Be sure to keep on top of incoming mail, too. Most of what comes in is junk mail and can go straight to the recycling bin after quickly glancing through for any useful coupons. Set aside a place to file away all other important papers.
2. Clean up small messes throughout the day so they don’t grow into big messes. I like multitasking. I put away dry dishes while my mug of water for tea heats in the microwave every morning. I try to load the dishwasher in small batches after every meal rather than letting dirty plates and bowls accumulate on the counter all day. Sometimes I scrub the shower while I’m in there. I make my daughter’s bed while I’m waiting for my curling iron to heat up. I take five minutes at the end of the day, while my husband is supervising teeth-brushing, to swiftly go around and pick up the main living areas in our house so everything is reset for the next day. Rather than carrying toys, laundry, outgrown clothes, or other items down to the basement in multiple trips throughout the day, I make a small pile near the stairs and when it’s big enough I take everything down at once.

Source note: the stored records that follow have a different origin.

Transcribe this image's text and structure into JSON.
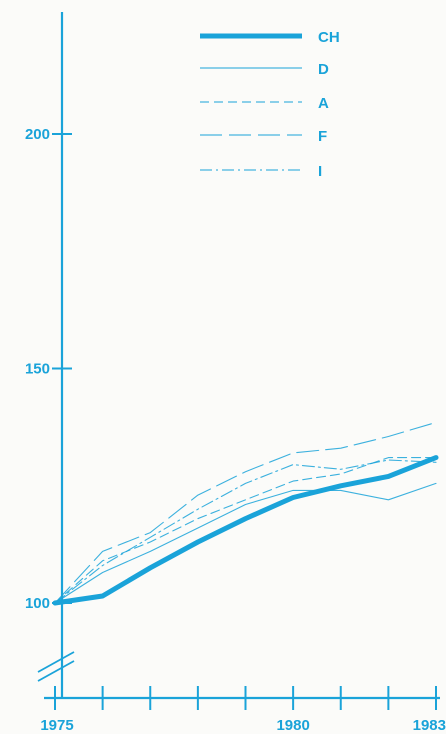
{
  "chart_data": {
    "type": "line",
    "x": [
      1975,
      1976,
      1977,
      1978,
      1979,
      1980,
      1981,
      1982,
      1983
    ],
    "xlim": [
      1975,
      1983
    ],
    "ylim": [
      90,
      225
    ],
    "y_ticks": [
      "100",
      "150",
      "200"
    ],
    "x_ticks": [
      "1975",
      "1980",
      "1983"
    ],
    "grid": false,
    "legend": "top-right",
    "color": "#1aa3d9",
    "series": [
      {
        "name": "CH",
        "style": "thick",
        "values": [
          100,
          101.5,
          107.5,
          113,
          118,
          122.5,
          125,
          127,
          131
        ]
      },
      {
        "name": "D",
        "style": "solid",
        "values": [
          100,
          106.5,
          111,
          116,
          121,
          124,
          124,
          122,
          125.5
        ]
      },
      {
        "name": "A",
        "style": "dashed",
        "values": [
          100,
          109,
          113,
          118,
          122,
          126,
          127.5,
          131,
          131
        ]
      },
      {
        "name": "F",
        "style": "long-dash",
        "values": [
          100,
          111,
          115,
          123,
          128,
          132,
          133,
          135.5,
          138.5
        ]
      },
      {
        "name": "I",
        "style": "dash-dot",
        "values": [
          100,
          108,
          114,
          120,
          125.5,
          129.5,
          128.5,
          130.5,
          130
        ]
      }
    ]
  }
}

3. Have a place for everything, and keep things there after you’re done using them. Do your kids have shoe organizers in their rooms? Train them to put their shoes there. That takes a lot of persistence but
is worth it. Do you have shelves or bins for toys? Make sure they get put there after play time. When you bring home groceries, take a minute to put your reusable bags in the cabinet instead of leaving them on the counter, and hang up your coat. Immediately file away important papers rather than letting a pile grow on the counter.
4. Put the kids to work. I regularly make my daughters clean up the toys in the living room at the end of the day. When our basement playroom gets really messy, I send my oldest down to tidy it up. She loves to have company, so sometimes I’ll sit down there and chat with her or read a book while she puts things away, and it makes her job easier. It’s not hard for a 5-year-old and a toddler to toss plastic Little People and blocks in toy bins. I also have my 5-year-old put away her laundry and clear her own dishes from the table after meals. It
teaches valuable life skills, makes my life easier, and makes my house look a whole lot better.
The important thing is to get started. Even if you only manage to clear off your kitchen counter this week, baby steps are good. How about you, readers? Please, tell me I’m not the only one who refuses to let clutter take over. How do you keep the clutter monster at bay?